I would do anything to be someone else, anyone else, and not have to have Aunt Helen in my life. I've asked God to kill her so many times, but my prayers were never answered. I've asked God to kill me, but I'm still living. But I've never asked to swap places with anyone, because there are some things that I wouldn't wish on the most horrible of people, not on Derek, or Craig, or even Aunt Helen herself.
I then decided that I wasn't going to Aunt Helen's. I stopped outside of my own house and pulled out my bag. I kept a bottle of my anti-depressants in my bag for emergencies. The normal dosage was two small pills every morning and night.

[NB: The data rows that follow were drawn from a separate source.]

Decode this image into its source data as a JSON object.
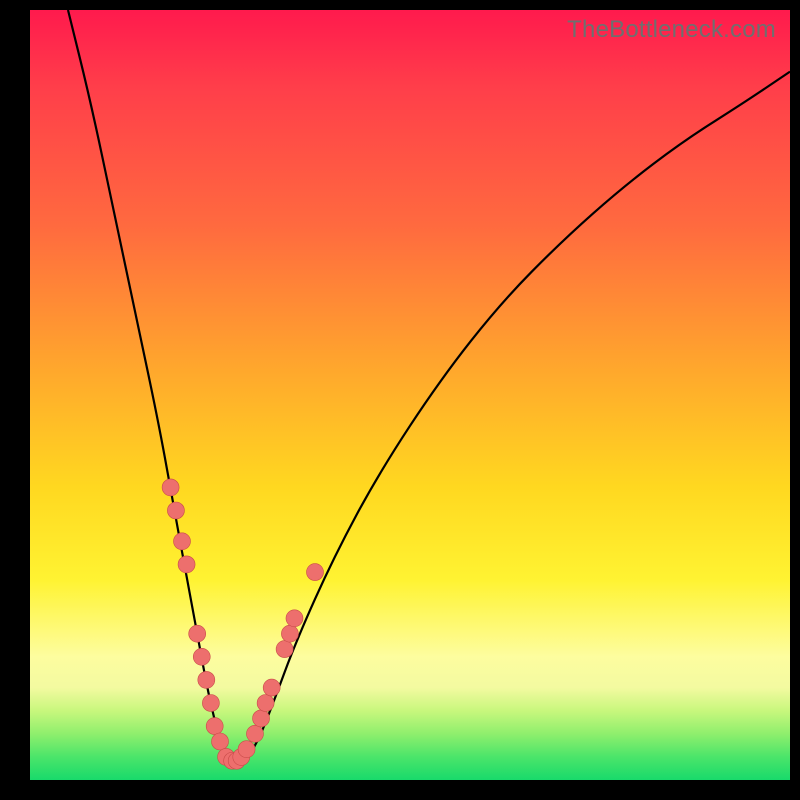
{
  "watermark": "TheBottleneck.com",
  "chart_data": {
    "type": "line",
    "title": "",
    "xlabel": "",
    "ylabel": "",
    "xlim": [
      0,
      100
    ],
    "ylim": [
      0,
      100
    ],
    "grid": false,
    "legend": false,
    "series": [
      {
        "name": "bottleneck-curve",
        "x": [
          5,
          8,
          11,
          14,
          17,
          19,
          20.5,
          22,
          23.5,
          25,
          26.5,
          28,
          30,
          32,
          35,
          40,
          46,
          54,
          62,
          70,
          78,
          86,
          94,
          100
        ],
        "y": [
          100,
          88,
          74,
          60,
          46,
          35,
          27,
          19,
          11,
          5,
          2,
          2,
          5,
          10,
          18,
          29,
          40,
          52,
          62,
          70,
          77,
          83,
          88,
          92
        ]
      }
    ],
    "points": {
      "name": "sample-markers",
      "x": [
        18.5,
        19.2,
        20.0,
        20.6,
        22.0,
        22.6,
        23.2,
        23.8,
        24.3,
        25.0,
        25.8,
        26.6,
        27.2,
        27.8,
        28.5,
        29.6,
        30.4,
        31.0,
        31.8,
        33.5,
        34.2,
        34.8
      ],
      "y": [
        38,
        35,
        31,
        28,
        19,
        16,
        13,
        10,
        7,
        5,
        3,
        2.5,
        2.5,
        3,
        4,
        6,
        8,
        10,
        12,
        17,
        19,
        21
      ]
    },
    "extra_point": {
      "x": 37.5,
      "y": 27
    }
  },
  "colors": {
    "marker_fill": "#ed6f6d",
    "marker_stroke": "#c94b49",
    "curve": "#000000"
  }
}
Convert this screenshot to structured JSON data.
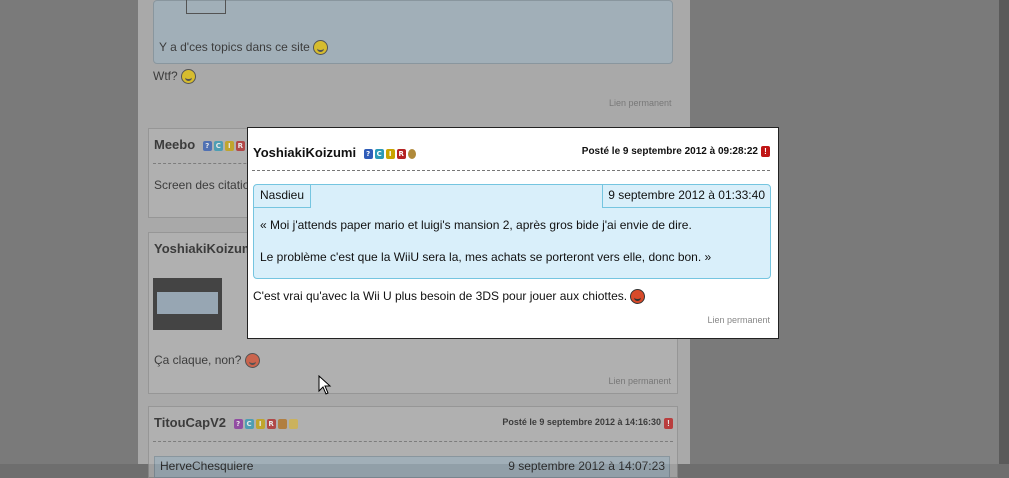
{
  "background_posts": {
    "top_fragment": {
      "line1": "Y a d'ces topics dans ce site",
      "line2": "Wtf?",
      "permalink": "Lien permanent"
    },
    "meebo": {
      "author": "Meebo",
      "body": "Screen des citatio"
    },
    "yoshiaki": {
      "author": "YoshiakiKoizumi",
      "body": "Ça claque, non?",
      "permalink": "Lien permanent"
    },
    "titou": {
      "author": "TitouCapV2",
      "date": "Posté le 9 septembre 2012 à 14:16:30",
      "quote_author": "HerveChesquiere",
      "quote_date": "9 septembre 2012 à 14:07:23"
    }
  },
  "popup": {
    "author": "YoshiakiKoizumi",
    "date": "Posté le 9 septembre 2012 à 09:28:22",
    "quote": {
      "author": "Nasdieu",
      "date": "9 septembre 2012 à 01:33:40",
      "line1": "« Moi j'attends paper mario et luigi's mansion 2, après gros bide j'ai envie de dire.",
      "line2": "Le problème c'est que la WiiU sera la, mes achats se porteront vers elle, donc bon. »"
    },
    "body": "C'est vrai qu'avec la Wii U plus besoin de 3DS pour jouer aux chiottes.",
    "permalink": "Lien permanent"
  },
  "colors": {
    "quote_bg": "#d9effa",
    "quote_border": "#75c5e0",
    "overlay": "#7a7a7a"
  }
}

I slowly slid one pill onto my tongue and swallowed it. Then came another, and another. I counted up to ten pills, then lost track. I swallowed every pill, feeling a sharp pain in my stomach all the while. The corners of my vision were getting fuzzy, and I started staggering in my footsteps as I walked toward my house. The snow seemed to come down harder.
I fell to my knees on the doorstep and threw up. I felt hollow and empty, without anything inside. I lacked any feeling in my fingers and toes, and soon I was numb everywhere.
Candice opened the front door, holding hands with Derek and smiling. She held a vase in her free hand, filled with roses of every color, from white to blue to red to pink. She looked down, made eye contact with me, saw the puke, and screamed. The vase fell from her hand and shattered at her feet. I felt hands at my sides, trying to pull me up. Then everything went dark.